The thing that makes C-suite executives most excited about the future is also making them incredibly nervous: artificial intelligence.
AI exploded in healthcare over the last 18 months as ChatGPT ushered in a new era of capabilities to automate repetitive tasks, analyze data and generate sophisticated chatbot communications. But there are risks with AI, including trained biases, information security and accuracy. Many health systems are developing their AI strategy as they go, appointing various leaders to oversee AI efforts and begin to set governance around it.
"Leading the artificial intelligence task force at Tulane is a lot of work, but also a great opportunity because it's been pushing me to look at all the facets and angles of the incredible opportunities and dangers that are associated with generative AI," Giovanni Piedimonte, MD, vice president of research, institutional official, and research integrity officer at Tulane University in New Orleans, told Becker's.
Health systems are grappling with the rapid pace of change for AI solutions. The technology has been swiftly adopted by large companies, including Epic EHR and Microsoft, as well as digital health startups, with the goal of automating administrative functions and boosting medical decision-making. Early pilots have shown positive results for health systems, but there is clear danger in relying too much on AI.
ECRI named "insufficient governance of AI medical technologies" as one of the top health tech hazards of 2024. AI-driven solutions depend on strong algorithms and accurate data for training, and shortcomings could result in inappropriate responses and potential harm.
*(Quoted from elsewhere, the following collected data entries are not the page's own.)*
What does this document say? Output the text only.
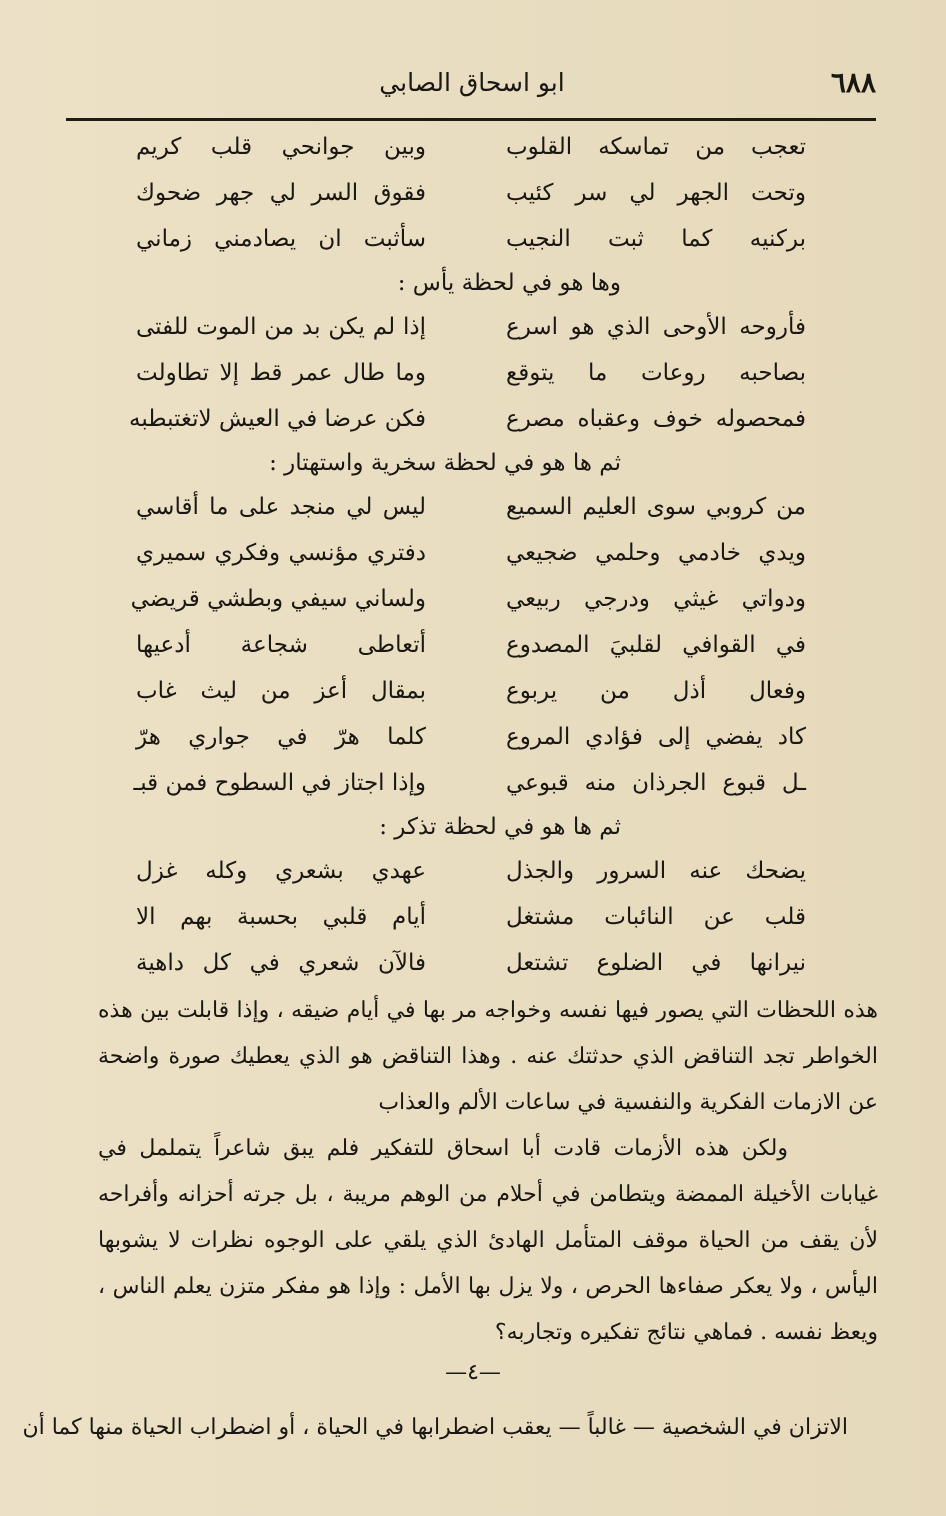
٦٨٨
ابو اسحاق الصابي
وبين جوانحي قلب كريم	تعجب من تماسكه القلوب
فقوق السر لي جهر ضحوك	وتحت الجهر لي سر كئيب
سأثبت ان يصادمني زماني	بركنيه كما ثبت النجيب
وها هو في لحظة يأس :
إذا لم يكن بد من الموت للفتى	فأروحه الأوحى الذي هو اسرع
وما طال عمر قط إلا تطاولت	بصاحبه روعات ما يتوقع
فكن عرضا في العيش لاتغتبطبه	فمحصوله خوف وعقباه مصرع
ثم ها هو في لحظة سخرية واستهتار :
ليس لي منجد على ما أقاسي	من كروبي سوى العليم السميع
دفتري مؤنسي وفكري سميري	ويدي خادمي وحلمي ضجيعي
ولساني سيفي وبطشي قريضي	ودواتي غيثي ودرجي ربيعي
أتعاطى شجاعة أدعيها	في القوافي لقلبيَ المصدوع
بمقال أعز من ليث غاب	وفعال أذل من يربوع
كلما هرّ في جواري هرّ	كاد يفضي إلى فؤادي المروع
وإذا اجتاز في السطوح فمن قبـ	ـل قبوع الجرذان منه قبوعي
ثم ها هو في لحظة تذكر :
عهدي بشعري وكله غزل	يضحك عنه السرور والجذل
أيام قلبي بحسبة بهم الا	قلب عن النائبات مشتغل
فالآن شعري في كل داهية	نيرانها في الضلوع تشتعل

هذه اللحظات التي يصور فيها نفسه وخواجه مر بها في أيام ضيقه ، وإذا قابلت بين هذه الخواطر تجد التناقض الذي حدثتك عنه . وهذا التناقض هو الذي يعطيك صورة واضحة عن الازمات الفكرية والنفسية في ساعات الألم والعذاب

ولكن هذه الأزمات قادت أبا اسحاق للتفكير فلم يبق شاعراً يتململ في غيابات الأخيلة الممضة ويتطامن في أحلام من الوهم مريبة ، بل جرته أحزانه وأفراحه لأن يقف من الحياة موقف المتأمل الهادئ الذي يلقي على الوجوه نظرات لا يشوبها اليأس ، ولا يعكر صفاءها الحرص ، ولا يزل بها الأمل : وإذا هو مفكر متزن يعلم الناس ، ويعظ نفسه . فماهي نتائج تفكيره وتجاربه؟

—٤—
الاتزان في الشخصية — غالباً — يعقب اضطرابها في الحياة ، أو اضطراب الحياة منها كما أن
"Complicating matters for care providers is that they have little visibility into the methodology that the application uses to reach decisions and the data on which the application was trained," the ECRI report states. "This lack of transparency makes it difficult for healthcare professionals to judge system performance for their specific patient population."
ECRI recommended health systems develop AI governance and standards, as well as oversight to assess risks and impact on patient care. AI requires continuous monitoring after implementation to ensure it stays accurate and appropriate over time.
"In a way, it feels like when J. Robert Oppenheimer was confronted with the supernatural power and unfathomable risks of nuclear energy and began understanding that the new technology could create a brand new world or destroy it," Dr. Piedimonte said. "It's been a very interesting experience, but it's just the beginning, so it's impossible to predict where this journey will take us."
A recent study from Pittsburgh-based UPMC and KLAS Research showed 65% of health systems don't have a systemwide governance policy for AI use and data access, and another 19% just have board policies covering AI. Among the 11 systems responding with AI governance policies, 55% hadn't been updated in the last year.
"I hope our team will be able to master the more productive aspects of this incredible technology while trying to avoid some of the problems," Dr. Piedimonte said.
Over the next several years, health systems will refine their policies around AI and generative AI to share appropriate use cases and remove potential biases as much as possible. Bharat Magu, MD, chief medical officer of Yuma (Ariz.) Regional Medical Center, told Becker's healthcare will undergo a big transformation over the next three years driven by technology and automation.
"Artificial intelligence is expected to assume a much more substantial role than it does today, potentially revolutionizing back-end operations, scheduling and patient access," he said. "However, it remains to be seen whether the advanced capabilities of large language models and AI, which have shown considerable potential in alleviating cognitive overload, will actually lead to a reduction in healthcare costs."